António Pires de Lima é reconhecido pelo público em geral por ter desempenhado as funções de Bastonário da Ordem dos Advogados, no triénio de 1999-2001 mas, entre pares, essencialmente por corresponder a um ideal de advogado, cujas funções na mesma Ordem se haviam iniciado anos antes de ganhar as eleições no Largo de São Domingos. A própria composição da sua lista ao Conselho Geral é demonstrativa de uma certa forma de estar na vida, sendo que daí nasceu uma amizade e um respeito entre a minha família e a dele, que as profundas diferenças ideológicas nunca esbateram e que persistem nas gerações seguintes.

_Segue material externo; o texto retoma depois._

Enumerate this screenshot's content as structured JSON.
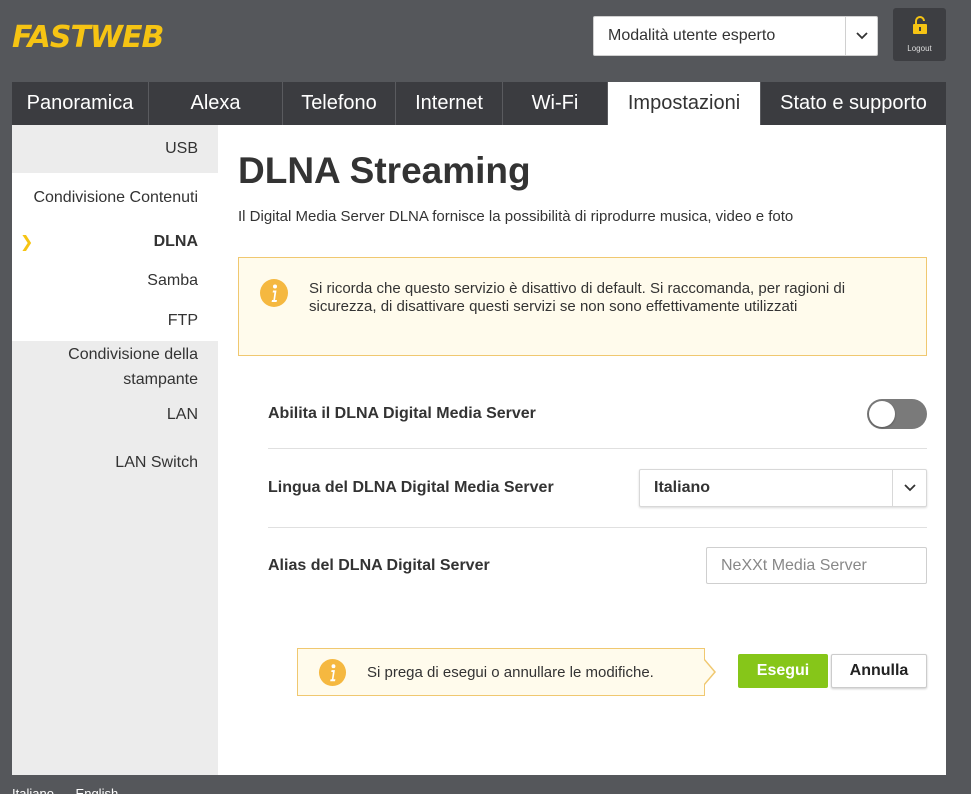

A forma como exerceu o mandato, com uma astúcia, um amplo sentido de democracia e umas enormes coragem e frontalidade, permanecem na memória não apenas daqueles que integraram aquele Conselho Geral, como de grande parte dos advogados.
Na verdade, quer antes, quer após o mandato, António Pires de Lima foi, essencialmente um Advogado, daqueles cuja craveira intelectual e estatura moral não se esquece. Para além disso, importa realçar que, por detrás da pessoa que exerceu a função, existiu um Homem cuja sagacidade, sentido de humor e inteligência crítica o tornavam absolutamente ímpar. A Ordem dos Advogados viu morrer aquele que, para mim, foi o último dos Grandes Bastonários. A voz que sabia fazer-se ouvir no exacto momento e tom em que era necessária.
Para uma ateia como eu, a morte representa sempre algo de brutal porque importa um afastamento definitivo. Por isso, gosto de pensar que é um mero “até já” e que, num dia de sol, voltaremos a atravessar a Avenida da Liberdade de braço dado, entre uma piada e outra. Até lá, fica-me o seu exemplo, que me permite aguentar os dias mais negros de uma profissão, a cujo desgaste só se resiste com elevação de princípios e sentido de humor.
Obrigada, Meu eterno Bastonário.
A autora escreve segundo a antiga ortografia.